Le loup : les regrets lâches ‎★‎★‎★‎★

Après les impériales Coco et Sissi, la plume franche et incisive de Nathalie Doummar délaisse les tourments existentiels des jeunes adultes pour jeter son venin sur un vieux couple amer confronté à ses quatre vérités à l’approche de la fin.

Le loup est présentée au sous-sol du Théâtre Jean Duceppe dans le cadre d’un 5 à 7 inspiré du concept écossais A Play, A Pie and A Pint qui consiste à présenter une pièce en un acte tout en offrant une collation et un breuvage aux convives! Le concept et les têtes d’affiche (Maude Guérin et Luc Senay) ont visiblement semblé interpeller le public puisque les représentations prévues jusqu’au 27 mars se dérouleront à guichets fermés! Certains sièges ont cependant été ajoutés ainsi que des supplémentaires du 25 novembre au 18 décembre ont été annoncées. Ce beau succès démontre qu’il est possible de rendre le théâtre accessible et attrayant!

Qui plus est, les spectateurs ne seront pas déçus de leur investissement. En 50 minutes, il se produit plus de rebondissements spectaculaires, de moments amusants et de déchirements bouleversants que dans bien des pièces du répertoire classique. Sombrant de plus en plus dans la démence, Donald (Senay) profite d’un rare instant de lucidité pour confesser ses réels sentiments et expliquer ses vils agissements envers sa femme Solange (Guérin) qui, comme arme de défense, accueille ces révélations dans un état de déni et continue de prétendre être la seule chose qui la tient à l’abri de la rage : une épouse modèle entièrement au service de son mari.

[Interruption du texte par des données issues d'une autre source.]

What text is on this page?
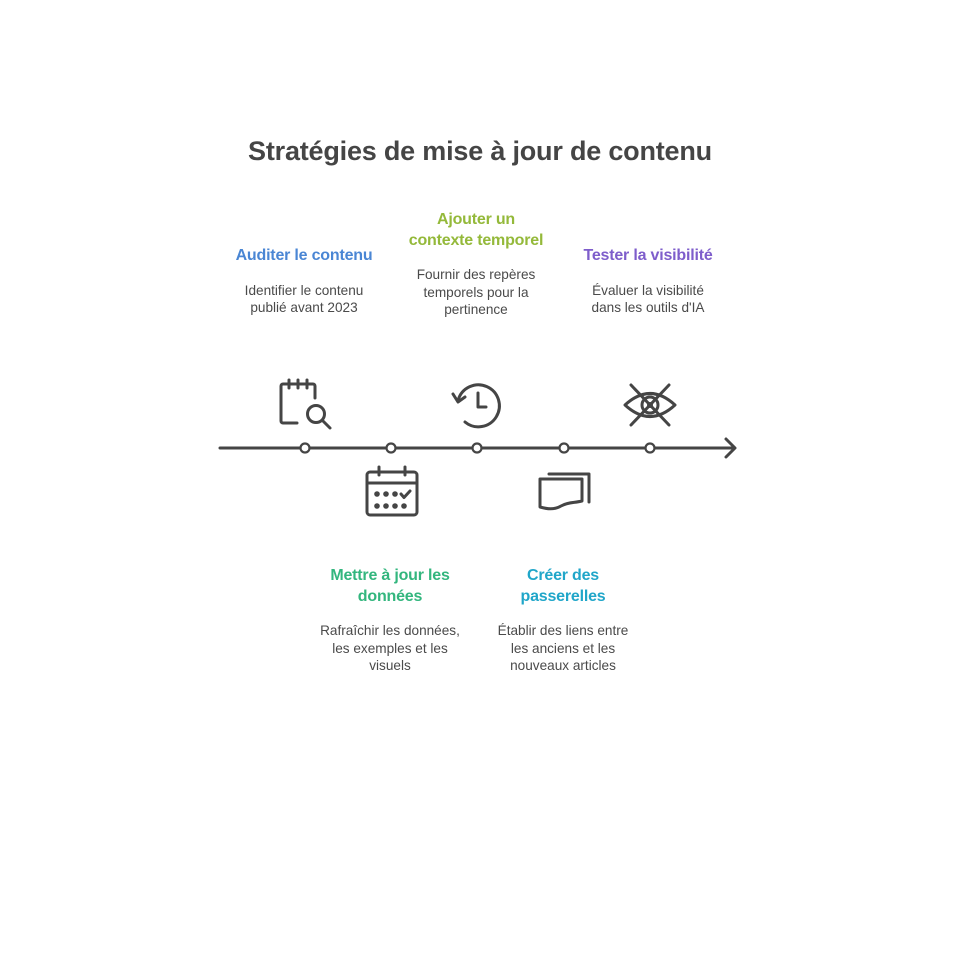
Stratégies de mise à jour de contenu
Auditer le contenu
Identifier le contenu publié avant 2023
Mettre à jour les données
Rafraîchir les données, les exemples et les visuels
Ajouter un contexte temporel
Fournir des repères temporels pour la pertinence
Créer des passerelles
Établir des liens entre les anciens et les nouveaux articles
Tester la visibilité
Évaluer la visibilité dans les outils d'IA
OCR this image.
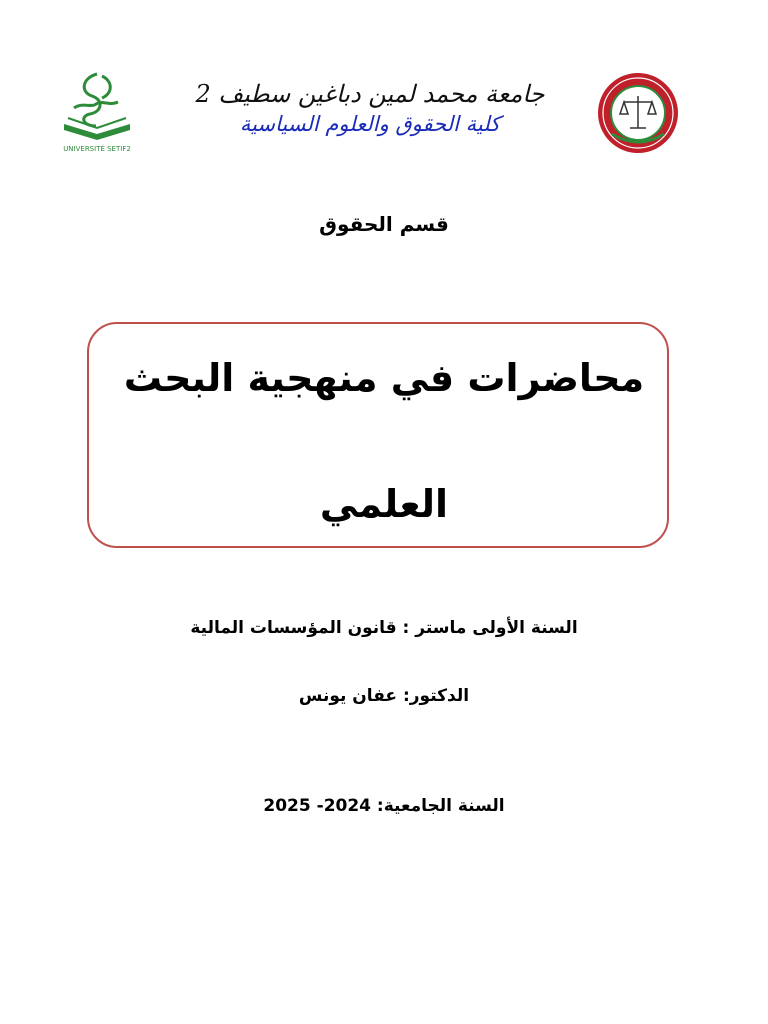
UNIVERSITÉ SETIF2
جامعة محمد لمين دباغين سطيف 2
كلية الحقوق والعلوم السياسية
قسم الحقوق
محاضرات في منهجية البحث
العلمي
السنة الأولى ماستر : قانون المؤسسات المالية
الدكتور: عفان يونس
السنة الجامعية: 2024- 2025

L’écriture de Doummar passe du rire aux larmes avec une fluidité remarquable et une cohérence irréprochable. L’intérêt de l’audience est constamment sollicité, mais l’autrice a également prévu suffisamment d’espace dans ses dialogues pour que les spectateurs dressent des parallèles tantôt heureux tantôt dévastateurs sur leur propre vie de couple. Le loup traite également efficacement des constats aussi sincères qu’égoïstes sur nos comportements malsains et nos erreurs qu’on assume que lorsqu’il est trop tard avec un soupçon de lâcheté.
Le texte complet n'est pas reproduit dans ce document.